We fly to Phnom Penh to start a biking adventure. We have done a bit of research and we made a rough plan to bike through Cambodia, Laos & Vietnam in around five weeks. Of course we need a bike first, and we know that there is a Giant bike shop in Phnom Penh. We are lucky, the shop just started discounting and they have nice hybrid bike perfectly suited for our needs, and all the other accessories we need.
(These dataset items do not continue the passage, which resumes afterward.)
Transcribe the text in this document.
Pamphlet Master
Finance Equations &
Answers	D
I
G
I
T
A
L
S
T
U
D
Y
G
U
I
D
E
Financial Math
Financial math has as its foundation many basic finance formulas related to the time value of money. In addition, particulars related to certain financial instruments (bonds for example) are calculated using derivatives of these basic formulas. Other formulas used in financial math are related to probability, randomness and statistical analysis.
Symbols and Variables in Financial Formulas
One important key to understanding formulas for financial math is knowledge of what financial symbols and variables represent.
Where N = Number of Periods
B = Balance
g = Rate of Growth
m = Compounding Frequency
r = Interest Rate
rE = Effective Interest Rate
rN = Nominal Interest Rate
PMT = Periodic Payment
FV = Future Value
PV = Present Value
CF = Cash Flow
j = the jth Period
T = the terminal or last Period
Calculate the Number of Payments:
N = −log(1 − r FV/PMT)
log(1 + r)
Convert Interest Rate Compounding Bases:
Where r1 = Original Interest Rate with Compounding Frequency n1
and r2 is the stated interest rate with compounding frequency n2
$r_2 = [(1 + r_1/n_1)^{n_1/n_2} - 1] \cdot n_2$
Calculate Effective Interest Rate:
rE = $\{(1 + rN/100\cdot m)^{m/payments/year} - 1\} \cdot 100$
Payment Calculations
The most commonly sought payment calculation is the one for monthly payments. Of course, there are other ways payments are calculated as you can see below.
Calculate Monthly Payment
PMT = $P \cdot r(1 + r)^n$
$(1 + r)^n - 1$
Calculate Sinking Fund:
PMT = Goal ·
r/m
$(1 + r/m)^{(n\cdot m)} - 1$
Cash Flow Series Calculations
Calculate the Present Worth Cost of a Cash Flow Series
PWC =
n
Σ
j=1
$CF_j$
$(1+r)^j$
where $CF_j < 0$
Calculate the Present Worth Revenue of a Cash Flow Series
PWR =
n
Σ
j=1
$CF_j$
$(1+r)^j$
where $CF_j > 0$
Its time to really start cycling. Our route goes from here to the Mekong river, and then up north into Laos. This is through northern Cambodia, and as we discover the definition of rural. Most villages we pass are one street affairs with no electricity and water from pumps.The houses are made of the local hardwood, and are elevated on poles (for floodings, animals and to create a shady spot to rest). Along the road is a circus of travelling salesman: the ice-truck selling big lumps of ice for the cool boxes, these pipi langkous caravans completely loaded with household goods, scooters with food items that honk there horn to notify their arrival. It is great to observe, and the kids beside the road are wonderful, always waving and cheering there few English words, "Hello", "Bye-Bye", or "Falang" (foreigner) and "Sabaydee" (Hello in Lao). The contrast is nicely illustrated by the pictures of our accommodation in Siem Reap (with pool) and the first guesthouse the day after, with standing toilet which also doubles as the shower and has not been cleaned for ages. On the positive side: the costs are $5, and free condoms are provided. Because of the lack of reasonable guesthouses on this stretch, we need to cover 400 km in three days, with the second day a nice 175 km.
We enjoy two rest days on lazy Don Det: cooling off in the pool, some sunset viewing with a Lao beer, a trip to the waterfall and spotting the rare Irrawaddy dolphins. Cambodia was already laid back, but this even turns it up a notch. For Lao people it is important to have a job that satisfies, even if it means lower wages, and they really live in the moment. This might sometimes result in a slightly sloppy service in a restaurant, but it never becomes stressful, and it helps us to unwind as well. The next three days of cycling in Laos are better manageable stretches of around 100 km, although there is a decent climb to the Bolaven plateau, around 1300 meters high. The temperature also drops, the Lao find it f*cking freezing and walk around with beanies, but for us it is quite agreeably with night temperatures of around 20 degrees.The french started growing coffee in this area about 100 years ago, so we are able to enjoy some very decent 'bakkies pleur'. And of course the downhill of this plateau was a very fast day, Carolina's favorite day. We arrive at Tat Lo, the waterfalls.
Tomorrow we start cycling again, further up north to eventually reach Luang-prabang.